No Rio, porém, a expectativa é que a delta se torne predominante nas próximas semanas, segundo a Secretaria de Saúde. Já na capital paulista, a variante já responde por 23,5% das infecções, segundo o Instituto Adolfo Lutz.

“Tudo depende do horizonte. Se você enxerga dez metros à frente, você espera continuar vendo o que está no retrovisor, neste caso uma queda consistente de mortes e internações, e pensa que está na hora de liberar a sociedade. Se enxergar mais longe, vê a probabilidade de ocorrer o que está acontecendo nos outros países”, diz Vecina.

O Brasil ainda tem agravantes em relação aos EUA e Reino Unido, como a baixa testagem e o sequenciamento genético dos vírus encontrados no País. “Sabemos pouco sobre o que está circulando”, diz ele, referindo-se às variantes. Conforme balanço do Ministério da Saúde, haviam sido identificados e notificados no Brasil 706 casos da variante delta e 36 mortes em 14 estados e o Distrito Federal. O Rio de Janeiro (com 211) e São Paulo (193) são os estados com mais casos.

O médico ressalta que, embora casos e internações tenham caído no país, a marca em torno de 900 mortes diárias, em média, é muito alta, equivalente ao pior momento da primeira onda. E lembra que apenas duas doses de vacina podem conter a delta. Pouco mais de 22% da população do País está completamente imunizada.

O sanitarista estima que em novembro o Brasil possa ter entre 70% e 80% das pessoas totalmente vacinadas. Até lá, é possível um novo recrudescimento da pandemia provocado pela variante que veio da Índia, que não é mais letal, mas tem um potencial maior de transmissão, diz Vecina. E pode-se esperar no Brasil um comportamento como o que tem sido visto lá fora, com hospitalizações principalmente de pessoas não vacinadas. “Não estou olhando em bolsa cristal, estou olhando as informações que vêm da Europa e do Sudeste Asiático, dos Estados Unidos.”

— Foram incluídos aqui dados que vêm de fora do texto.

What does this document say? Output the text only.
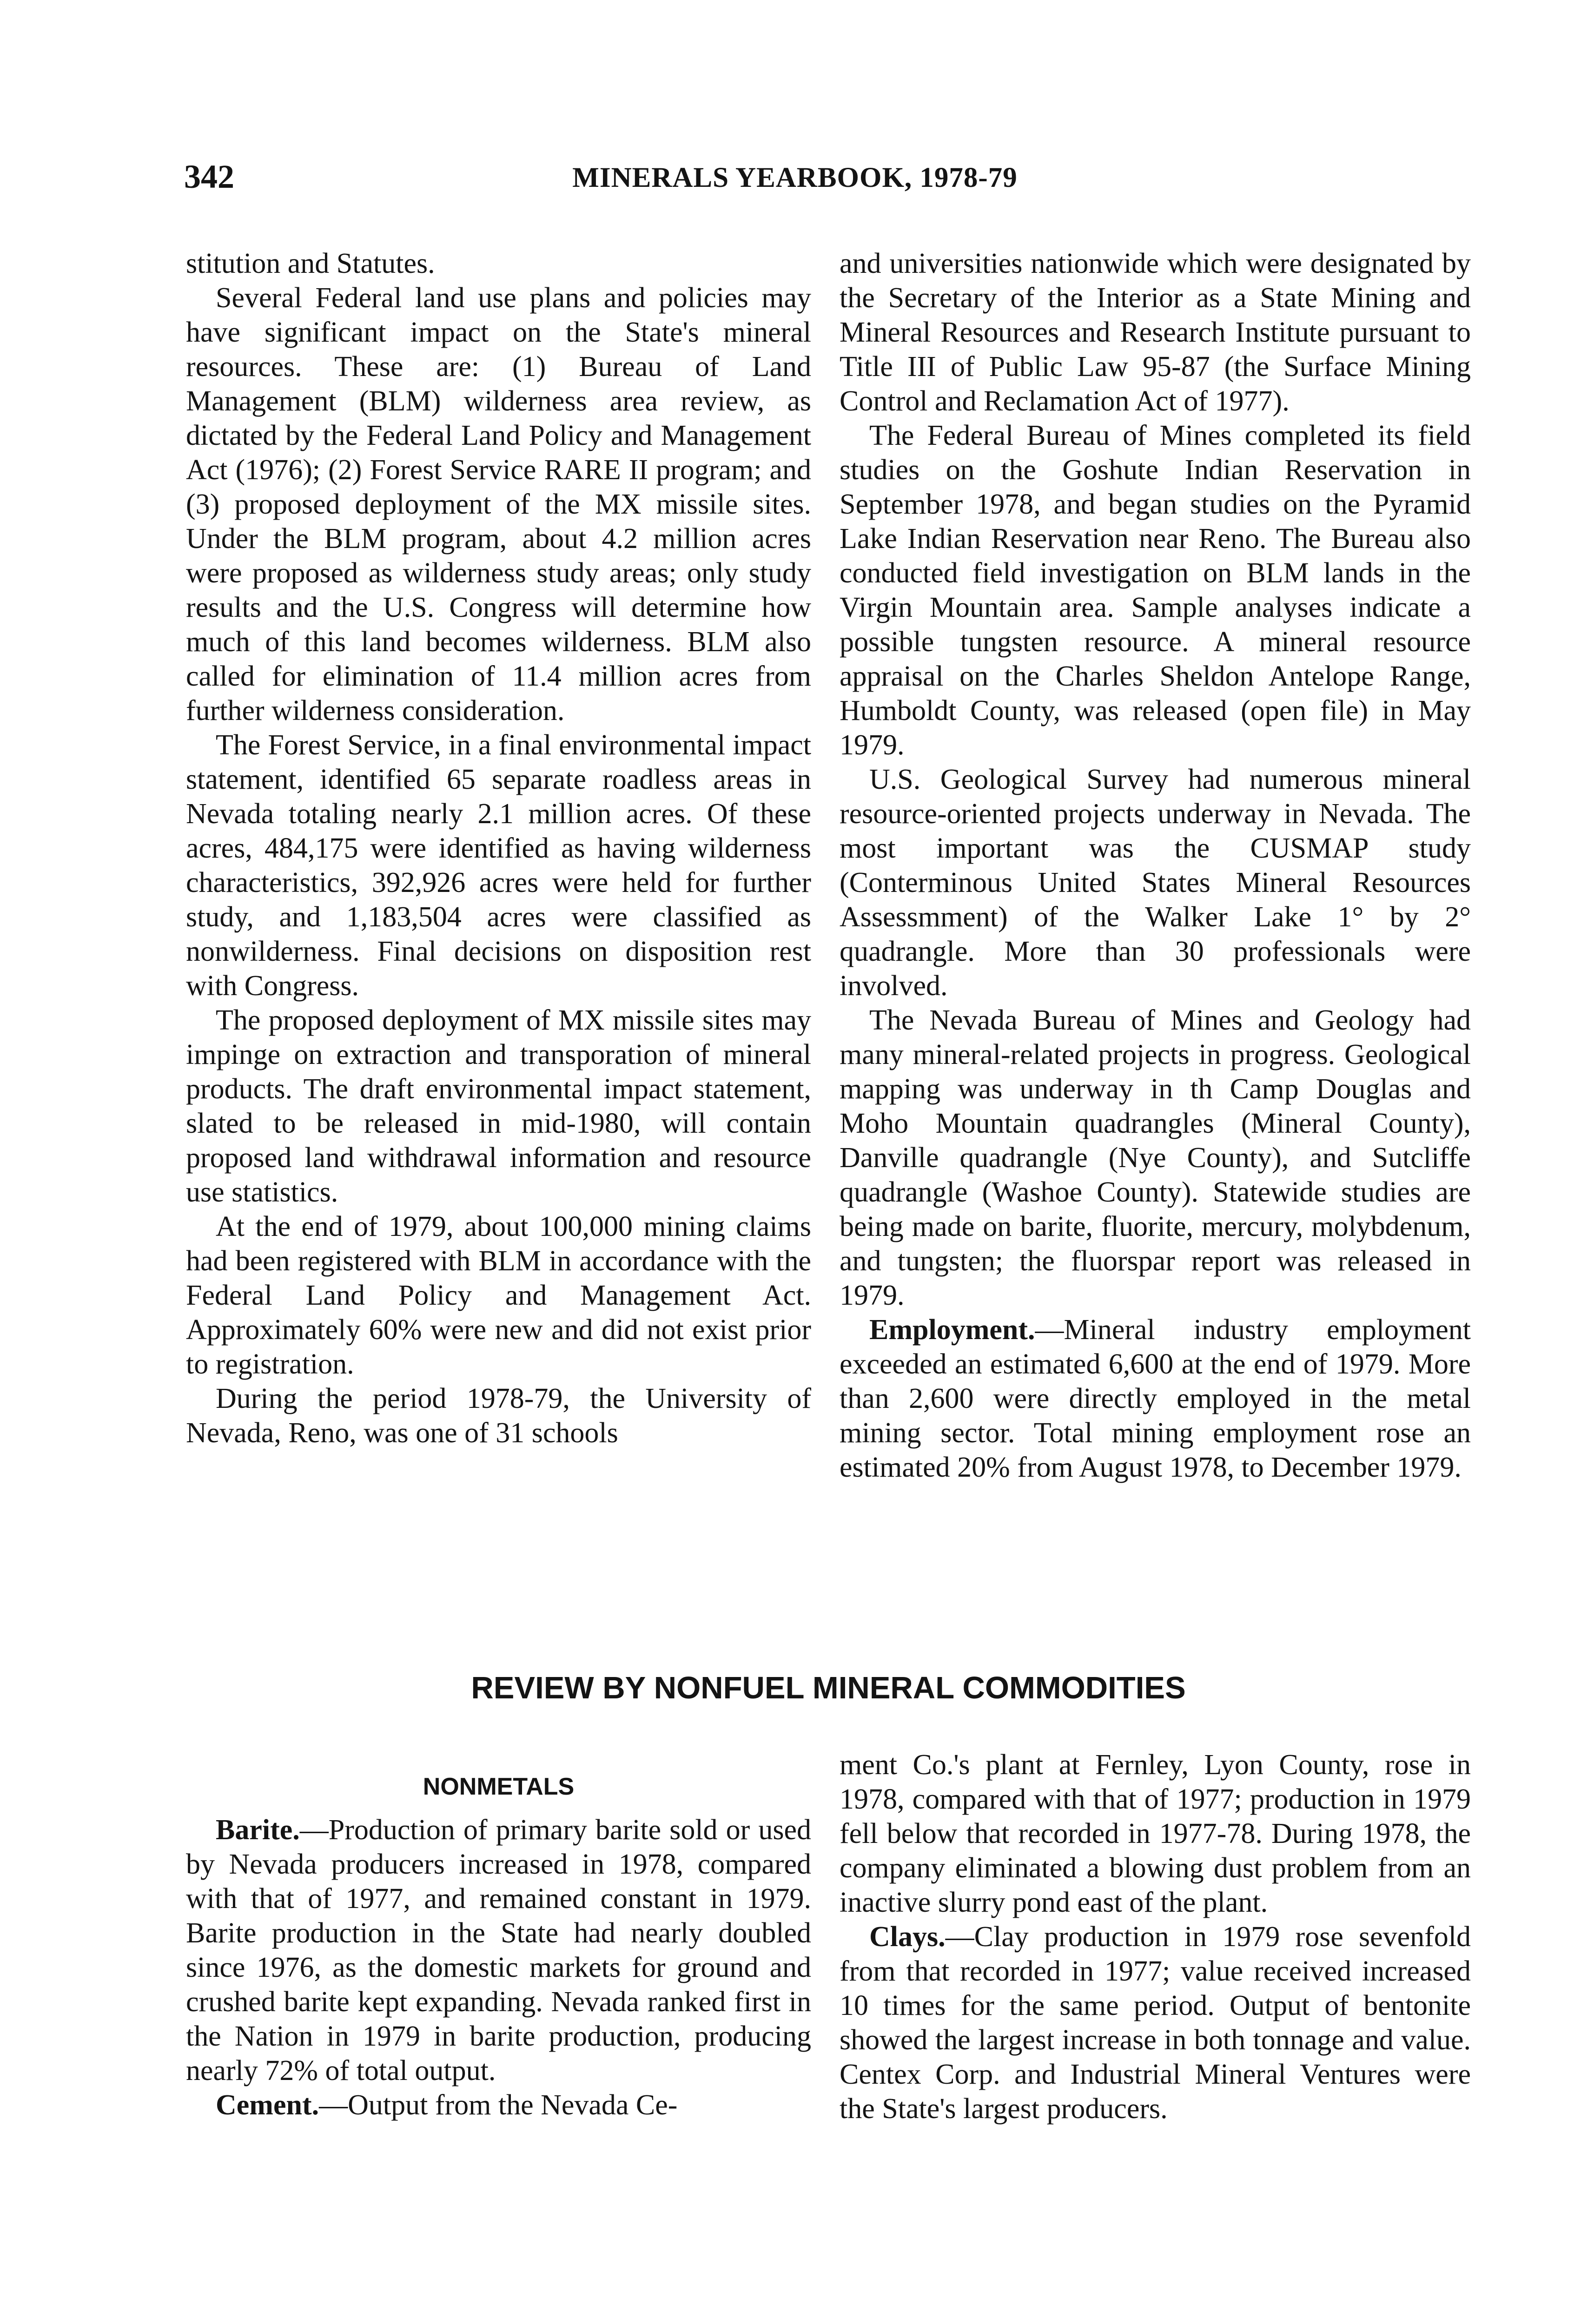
342	MINERALS YEARBOOK, 1978-79

stitution and Statutes.

Several Federal land use plans and policies may have significant impact on the State's mineral resources. These are: (1) Bureau of Land Management (BLM) wilderness area review, as dictated by the Federal Land Policy and Management Act (1976); (2) Forest Service RARE II program; and (3) proposed deployment of the MX missile sites. Under the BLM program, about 4.2 million acres were proposed as wilderness study areas; only study results and the U.S. Congress will determine how much of this land becomes wilderness. BLM also called for elimination of 11.4 million acres from further wilderness consideration.

The Forest Service, in a final environmental impact statement, identified 65 separate roadless areas in Nevada totaling nearly 2.1 million acres. Of these acres, 484,175 were identified as having wilderness characteristics, 392,926 acres were held for further study, and 1,183,504 acres were classified as nonwilderness. Final decisions on disposition rest with Congress.

The proposed deployment of MX missile sites may impinge on extraction and transporation of mineral products. The draft environmental impact statement, slated to be released in mid-1980, will contain proposed land withdrawal information and resource use statistics.

At the end of 1979, about 100,000 mining claims had been registered with BLM in accordance with the Federal Land Policy and Management Act. Approximately 60% were new and did not exist prior to registration.

During the period 1978-79, the University of Nevada, Reno, was one of 31 schools

and universities nationwide which were designated by the Secretary of the Interior as a State Mining and Mineral Resources and Research Institute pursuant to Title III of Public Law 95-87 (the Surface Mining Control and Reclamation Act of 1977).

The Federal Bureau of Mines completed its field studies on the Goshute Indian Reservation in September 1978, and began studies on the Pyramid Lake Indian Reservation near Reno. The Bureau also conducted field investigation on BLM lands in the Virgin Mountain area. Sample analyses indicate a possible tungsten resource. A mineral resource appraisal on the Charles Sheldon Antelope Range, Humboldt County, was released (open file) in May 1979.

U.S. Geological Survey had numerous mineral resource-oriented projects underway in Nevada. The most important was the CUSMAP study (Conterminous United States Mineral Resources Assessmment) of the Walker Lake 1° by 2° quadrangle. More than 30 professionals were involved.

The Nevada Bureau of Mines and Geology had many mineral-related projects in progress. Geological mapping was underway in th Camp Douglas and Moho Mountain quadrangles (Mineral County), Danville quadrangle (Nye County), and Sutcliffe quadrangle (Washoe County). Statewide studies are being made on barite, fluorite, mercury, molybdenum, and tungsten; the fluorspar report was released in 1979.

Employment.—Mineral industry employment exceeded an estimated 6,600 at the end of 1979. More than 2,600 were directly employed in the metal mining sector. Total mining employment rose an estimated 20% from August 1978, to December 1979.

REVIEW BY NONFUEL MINERAL COMMODITIES
NONMETALS

Barite.—Production of primary barite sold or used by Nevada producers increased in 1978, compared with that of 1977, and remained constant in 1979. Barite production in the State had nearly doubled since 1976, as the domestic markets for ground and crushed barite kept expanding. Nevada ranked first in the Nation in 1979 in barite production, producing nearly 72% of total output.

Cement.—Output from the Nevada Ce-

ment Co.'s plant at Fernley, Lyon County, rose in 1978, compared with that of 1977; production in 1979 fell below that recorded in 1977-78. During 1978, the company eliminated a blowing dust problem from an inactive slurry pond east of the plant.

Clays.—Clay production in 1979 rose sevenfold from that recorded in 1977; value received increased 10 times for the same period. Output of bentonite showed the largest increase in both tonnage and value. Centex Corp. and Industrial Mineral Ventures were the State's largest producers.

Embora a vacinação tenha avançado nas últimas semanas, o médico aponta que o número de doses disponíveis ainda segue muito abaixo da capacidade de imunização do SUS. Instado a fazer uma previsão de quanto o brasileiro poderá respirar um pouco mais aliviado, Vecina se diz pessimista. A pandemia, avalia ele, vai demorar para ser controlada.

“Talvez isso ocorra em três anos”. Para isso concorrem dois pontos: a desigualdade de vacinação no mundo deve fazer com que o vírus continue circulando e criando novas variantes. Sem estratégia de combate à pandemia pelo menos até o fim de 2022, o Brasil deve continuar suscetível a novas ondas. “Não tenho nenhum tipo de otimismo em relação ao controle da pandemia no país.”

Mas o médico vê com mais esperança o desenvolvimento de novas vacinas no País. Além da Butanvac (do Butantan), a Anvisa já recebeu três pedidos de autorização de estudos: a da vacina UFRJac, da Universidade Federal do Rio de Janeiro (UFRJ); a Spintec, da Federal de Minas (UFMG); e a Versamune, da Faculdade de Medicina de Ribeirão Preto – USP com a empresa Farmacore e a PDS Biotechnology, dos Estados Unidos. “As três são muito promissoras”, diz Vecina.

O fato de esses projetos existirem, diz, são um ponto de atenção em meio à tragédia da pandemia. “As universidades, o Butantan, a Fiocruz, a Anvisa são exceções fantásticas nesse clima de terra arrasada em que vive a área de ciência e tecnologia no Brasil”, avalia Vecina. “São exemplos fantásticos de superação, a despeito da situação do País”.

Segundo o ex-presidente da Anvisa, a terceira dose da vacina já é um fato. “A terceira dose não é mais uma pergunta, é uma certeza. E não só para idosos”, diz. “Não tenho muita dúvida que teremos que fazer isso depois de vacinada a população de 12 a 18 anos”. No Brasil, a Unifesp estuda a terceira dose em vacinados com Coronavac, Pfizer, AstraZeneca e Janssen.